Le rapport concerne l’ensemble de la péninsule avant la division et la République de Corée (Corée du Sud) après la division. Le terme Corée correspond à la République de Corée ou Corée du Sud, à partir du milieu du 20e siècle.

L’Histoire, la tradition

La date d’apparition des marionnettes en Corée est encore discutée, mais elle semble antérieure à l’introduction du bouddhisme, à la fin du IVe siècle de notre ère. La plus ancienne mention de marionnettes en bois (dont la tradition a disparu) se trouve dans les chroniques chinoises concernant les peuples du Goguryeo (Koguryo), le plus vaste des royaumes qui se partageaient la péninsule de Corée. En revanche, les marionnettes au Baekche (Paikche) et au Shilla (Silla) ne sont pas évoquées explicitement, bien que les trois royaumes aient partagé la même culture et que leur musique comme leur danse aient laissé de nombreuses traces dans l’art japonais de la marionnette.

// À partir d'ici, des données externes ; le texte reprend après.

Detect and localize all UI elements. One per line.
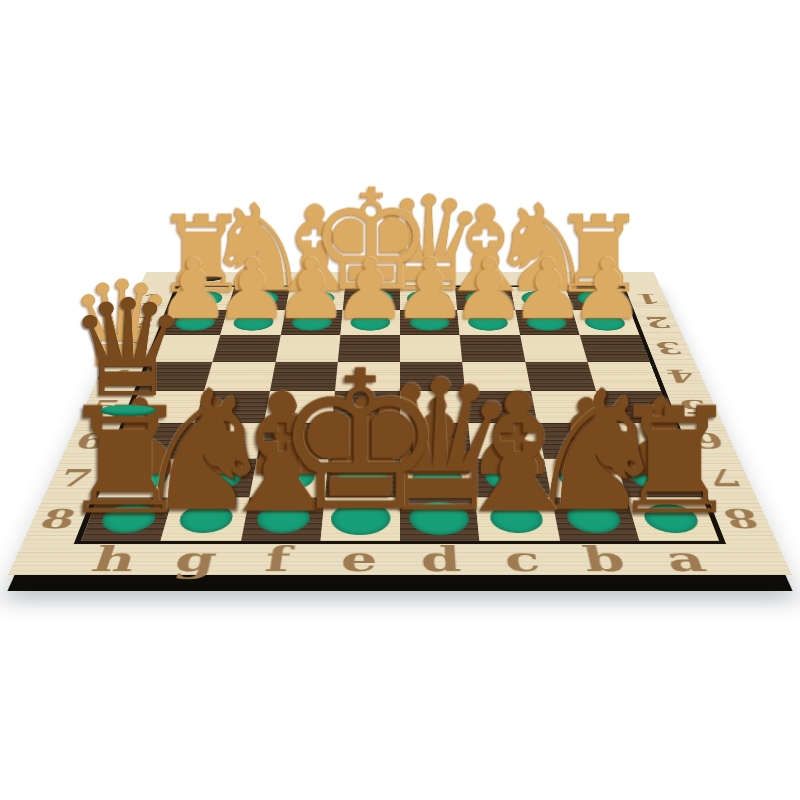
square-e8[interactable]: ♚ [320, 497, 400, 540]
square-c8[interactable]: ♝ [476, 497, 560, 540]
piece-black-bishop-c8[interactable]: ♝ [444, 379, 591, 530]
file-label-g: g [171, 540, 221, 580]
spare-black-queen-glyph: ♛ [60, 288, 196, 411]
scene: ♜♞♝♚♛♝♞♜♟♟♟♟♟♟♟♟♟♟♟♟♟♟♟♟♜♞♝♚♛♝♞♜ hgfedcb… [0, 0, 800, 800]
piece-white-pawn-a2[interactable]: ♟ [570, 252, 645, 329]
file-label-e: e [340, 540, 379, 580]
file-label-b: b [579, 540, 629, 580]
file-label-d: d [420, 540, 462, 580]
piece-black-king-e8[interactable]: ♚ [274, 352, 447, 529]
file-label-a: a [661, 540, 712, 580]
square-h8[interactable]: ♜ [81, 497, 173, 540]
felt-pad [100, 405, 156, 416]
rank-label-right-2: 2 [642, 313, 675, 331]
file-label-c: c [502, 540, 543, 580]
piece-black-rook-a8[interactable]: ♜ [609, 394, 741, 529]
file-label-f: f [262, 540, 292, 580]
square-a2[interactable]: ♟ [572, 310, 639, 335]
spare-black-queen[interactable]: ♛ [60, 288, 196, 411]
file-label-h: h [86, 540, 141, 580]
square-a8[interactable]: ♜ [627, 497, 719, 540]
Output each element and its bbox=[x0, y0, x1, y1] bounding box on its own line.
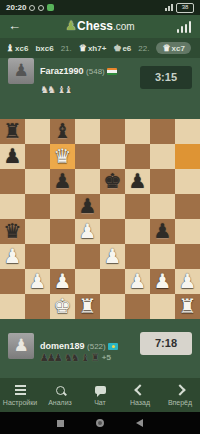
chat-button[interactable]: Чат bbox=[80, 384, 120, 406]
square-c2[interactable]: ♟ bbox=[50, 269, 75, 294]
logo-suffix: .com bbox=[113, 21, 135, 32]
square-d6[interactable] bbox=[75, 169, 100, 194]
white-queen-c7[interactable]: ♛ bbox=[50, 144, 75, 169]
square-d1[interactable]: ♜ bbox=[75, 294, 100, 319]
square-e2[interactable] bbox=[100, 269, 125, 294]
move-text: e6 bbox=[122, 44, 131, 53]
forward-label: Вперёд bbox=[168, 399, 192, 406]
black-pawn-f6[interactable]: ♟ bbox=[125, 169, 150, 194]
square-f7[interactable] bbox=[125, 144, 150, 169]
move-number[interactable]: 21. bbox=[61, 44, 72, 53]
square-c8[interactable]: ♝ bbox=[50, 119, 75, 144]
square-c7[interactable]: ♛ bbox=[50, 144, 75, 169]
square-g4[interactable]: ♟ bbox=[150, 219, 175, 244]
move-back-button[interactable]: Назад bbox=[120, 384, 160, 406]
signal-icon bbox=[165, 4, 173, 11]
square-d8[interactable] bbox=[75, 119, 100, 144]
square-e1[interactable] bbox=[100, 294, 125, 319]
white-rook-h1[interactable]: ♜ bbox=[175, 294, 200, 319]
captured-pawns: ♟♟♟ bbox=[40, 352, 61, 363]
white-rook-d1[interactable]: ♜ bbox=[75, 294, 100, 319]
square-h6[interactable] bbox=[175, 169, 200, 194]
clock-time: 20:20 bbox=[6, 3, 26, 12]
battery-icon: 38 bbox=[176, 3, 194, 13]
menu-icon bbox=[15, 385, 26, 387]
captured-pieces-tray: ♟♟♟♞♞♝♜+5 bbox=[40, 352, 111, 363]
back-triangle-icon[interactable] bbox=[136, 419, 143, 427]
move-forward-button[interactable]: Вперёд bbox=[160, 384, 200, 406]
analysis-label: Анализ bbox=[48, 399, 72, 406]
chesscom-logo: ♟Chess.com bbox=[0, 18, 200, 33]
square-g1[interactable] bbox=[150, 294, 175, 319]
white-b-move-icon: ♝ bbox=[6, 43, 14, 53]
move[interactable]: ♛xh7+ bbox=[79, 43, 107, 53]
square-c5[interactable] bbox=[50, 194, 75, 219]
square-e7[interactable] bbox=[100, 144, 125, 169]
square-c6[interactable]: ♟ bbox=[50, 169, 75, 194]
move-number[interactable]: 22. bbox=[138, 44, 149, 53]
chat-label: Чат bbox=[94, 399, 106, 406]
captured-knights: ♞♞ bbox=[40, 84, 54, 95]
kazakhstan-flag-icon bbox=[108, 343, 118, 350]
analysis-icon bbox=[56, 386, 65, 395]
settings-button[interactable]: Настройки bbox=[0, 384, 40, 406]
bottom-toolbar: Настройки Анализ Чат Назад Вперёд bbox=[0, 378, 200, 412]
player-name-row[interactable]: domen189 (522) bbox=[40, 341, 118, 351]
app-header: ← ♟Chess.com bbox=[0, 15, 200, 38]
india-flag-icon bbox=[107, 68, 117, 75]
captured-bishops: ♝ bbox=[81, 352, 88, 363]
pawn-logo-icon: ♟ bbox=[65, 18, 77, 33]
square-a8[interactable]: ♜ bbox=[0, 119, 25, 144]
analysis-button[interactable]: Анализ bbox=[40, 384, 80, 406]
square-d7[interactable] bbox=[75, 144, 100, 169]
clock-bottom: 7:18 bbox=[140, 332, 192, 355]
white-pawn-d4[interactable]: ♟ bbox=[75, 219, 100, 244]
move-text: xc7 bbox=[172, 44, 185, 53]
move-text: bxc6 bbox=[35, 44, 53, 53]
square-e8[interactable] bbox=[100, 119, 125, 144]
square-a3[interactable]: ♟ bbox=[0, 244, 25, 269]
square-a6[interactable] bbox=[0, 169, 25, 194]
square-e4[interactable] bbox=[100, 219, 125, 244]
player-name-row[interactable]: Faraz1990 (548) bbox=[40, 66, 117, 76]
move[interactable]: ♚e6 bbox=[113, 43, 131, 53]
square-f5[interactable] bbox=[125, 194, 150, 219]
square-c3[interactable] bbox=[50, 244, 75, 269]
white-pawn-f2[interactable]: ♟ bbox=[125, 269, 150, 294]
avatar-piece-icon: ♟ bbox=[13, 61, 28, 80]
square-g6[interactable] bbox=[150, 169, 175, 194]
square-b6[interactable] bbox=[25, 169, 50, 194]
move-text: xh7+ bbox=[88, 44, 106, 53]
timer-icon bbox=[38, 5, 44, 11]
square-b2[interactable]: ♟ bbox=[25, 269, 50, 294]
square-f1[interactable] bbox=[125, 294, 150, 319]
connection-bars-icon[interactable] bbox=[177, 21, 192, 33]
white-king-c1[interactable]: ♚ bbox=[50, 294, 75, 319]
chess-board[interactable]: ♜♝♟♛♟♚♟♟♛♟♟♟♟♟♟♟♟♟♚♜♜ bbox=[0, 119, 200, 319]
move[interactable]: bxc6 bbox=[35, 44, 53, 53]
black-king-e6[interactable]: ♚ bbox=[100, 169, 125, 194]
square-c4[interactable] bbox=[50, 219, 75, 244]
move-text: xc6 bbox=[15, 44, 28, 53]
black-pawn-g4[interactable]: ♟ bbox=[150, 219, 175, 244]
square-e6[interactable]: ♚ bbox=[100, 169, 125, 194]
square-b3[interactable] bbox=[25, 244, 50, 269]
player-name: Faraz1990 bbox=[40, 66, 84, 76]
captured-rooks: ♜ bbox=[91, 352, 98, 363]
white-pawn-c2[interactable]: ♟ bbox=[50, 269, 75, 294]
square-f8[interactable] bbox=[125, 119, 150, 144]
captured-bishops: ♝♝ bbox=[57, 84, 71, 95]
square-g7[interactable] bbox=[150, 144, 175, 169]
square-d3[interactable] bbox=[75, 244, 100, 269]
square-b7[interactable] bbox=[25, 144, 50, 169]
square-f4[interactable] bbox=[125, 219, 150, 244]
square-h7[interactable] bbox=[175, 144, 200, 169]
square-d2[interactable] bbox=[75, 269, 100, 294]
square-d5[interactable]: ♟ bbox=[75, 194, 100, 219]
square-c1[interactable]: ♚ bbox=[50, 294, 75, 319]
white-pawn-b2[interactable]: ♟ bbox=[25, 269, 50, 294]
square-g2[interactable]: ♟ bbox=[150, 269, 175, 294]
square-g3[interactable] bbox=[150, 244, 175, 269]
status-bar: 20:20 38 bbox=[0, 0, 200, 15]
black-pawn-c6[interactable]: ♟ bbox=[50, 169, 75, 194]
android-nav-bar bbox=[0, 412, 200, 434]
move-list[interactable]: ♝xc6bxc621.♛xh7+♚e622.♛xc7 bbox=[0, 38, 200, 58]
black-k-move-icon: ♚ bbox=[113, 43, 121, 53]
alarm-icon bbox=[29, 5, 35, 11]
square-h2[interactable]: ♟ bbox=[175, 269, 200, 294]
clock-top: 3:15 bbox=[140, 66, 192, 89]
square-a5[interactable] bbox=[0, 194, 25, 219]
player-rating: (522) bbox=[87, 342, 106, 351]
square-d4[interactable]: ♟ bbox=[75, 219, 100, 244]
white-pawn-e3[interactable]: ♟ bbox=[100, 244, 125, 269]
square-b8[interactable] bbox=[25, 119, 50, 144]
square-a1[interactable] bbox=[0, 294, 25, 319]
white-q-move-icon: ♛ bbox=[162, 43, 170, 53]
logo-text: Chess bbox=[77, 19, 113, 33]
square-e3[interactable]: ♟ bbox=[100, 244, 125, 269]
square-h4[interactable] bbox=[175, 219, 200, 244]
forward-icon bbox=[174, 384, 185, 395]
square-h3[interactable] bbox=[175, 244, 200, 269]
square-f3[interactable] bbox=[125, 244, 150, 269]
player-panel-top: ♟ Faraz1990 (548) ♞♞♝♝ 3:15 bbox=[0, 58, 200, 119]
square-a4[interactable]: ♛ bbox=[0, 219, 25, 244]
current-move[interactable]: ♛xc7 bbox=[156, 42, 190, 54]
home-circle-icon[interactable] bbox=[96, 419, 104, 427]
square-f2[interactable]: ♟ bbox=[125, 269, 150, 294]
captured-pieces-tray: ♞♞♝♝ bbox=[40, 84, 71, 95]
square-b1[interactable] bbox=[25, 294, 50, 319]
player-rating: (548) bbox=[86, 67, 105, 76]
back-icon bbox=[134, 384, 145, 395]
square-g8[interactable] bbox=[150, 119, 175, 144]
black-pawn-d5[interactable]: ♟ bbox=[75, 194, 100, 219]
chat-icon bbox=[95, 386, 106, 394]
square-f6[interactable]: ♟ bbox=[125, 169, 150, 194]
white-pawn-g2[interactable]: ♟ bbox=[150, 269, 175, 294]
avatar-piece-icon: ♟ bbox=[13, 336, 28, 355]
recents-square-icon[interactable] bbox=[57, 420, 64, 427]
square-h8[interactable] bbox=[175, 119, 200, 144]
black-bishop-c8[interactable]: ♝ bbox=[50, 119, 75, 144]
square-a7[interactable]: ♟ bbox=[0, 144, 25, 169]
black-queen-a4[interactable]: ♛ bbox=[0, 219, 25, 244]
move[interactable]: ♝xc6 bbox=[6, 43, 28, 53]
black-pawn-a7[interactable]: ♟ bbox=[0, 144, 25, 169]
square-a2[interactable] bbox=[0, 269, 25, 294]
square-e5[interactable] bbox=[100, 194, 125, 219]
settings-label: Настройки bbox=[3, 399, 37, 406]
white-pawn-a3[interactable]: ♟ bbox=[0, 244, 25, 269]
white-pawn-h2[interactable]: ♟ bbox=[175, 269, 200, 294]
avatar[interactable]: ♟ bbox=[8, 58, 34, 84]
square-h5[interactable] bbox=[175, 194, 200, 219]
notification-app-icon bbox=[47, 4, 54, 11]
square-b5[interactable] bbox=[25, 194, 50, 219]
back-label: Назад bbox=[130, 399, 150, 406]
captured-knights: ♞♞ bbox=[64, 352, 78, 363]
player-panel-bottom: ♟ domen189 (522) ♟♟♟♞♞♝♜+5 7:18 bbox=[0, 319, 200, 378]
player-name: domen189 bbox=[40, 341, 85, 351]
black-rook-a8[interactable]: ♜ bbox=[0, 119, 25, 144]
avatar[interactable]: ♟ bbox=[8, 333, 34, 359]
material-advantage: +5 bbox=[102, 353, 111, 362]
white-q-move-icon: ♛ bbox=[79, 43, 87, 53]
square-h1[interactable]: ♜ bbox=[175, 294, 200, 319]
square-b4[interactable] bbox=[25, 219, 50, 244]
square-g5[interactable] bbox=[150, 194, 175, 219]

Après que le Shilla eut pris le pouvoir sur toute la péninsule en 668, la tradition de l’art de la marionnette se perpétua et la dynastie suivante, celle de Goryeo (Koryo, 918-1392), l’intégra avec d’autres arts au domaine contrôlé par l’État. On a supposé qu’à cette époque les marionnettistes étaient des nomades qui, originaires du nord-ouest de l’Inde, parcouraient la Chine, la Corée et le Japon. Les relations étroites que le Goryeo (Koryo) dut entretenir avec l’entreprenant empire mongol, maitre de la Chine au milieu du XIIIe siècle, suggèrent que des influences eurasiennes s’exercèrent aussi sur l’art coréen de la marionnette.

La dynastie des Li (Joseon Choson, 1392-1910) institua le sandae-dogam (office des spectacles) qui administrait les fêtes saisonnières et les représentations pour le peuple. L’exécution en était confiée au Namsadang, ensemble de professionnels itinérants, qui incluaient les pièces pour marionnettes à leur répertoire. Il existait d’autres genres de jeux de marionnettes, mais l’annexion du pays par le Japon (1910-1945) en a fait disparaitre les traces. Le nom coréen des marionnettes, kkoktu ou kkoktu-gaksi (ggokdu-gaksi), sert aussi à désigner le spectacle du namsadang et la protagoniste féminine de ces pièces (voir Kkoktu-gaksi Norum).

Le Pak-Chomji norum (Pak Chomji Norum, Bak Cheomji Noreum)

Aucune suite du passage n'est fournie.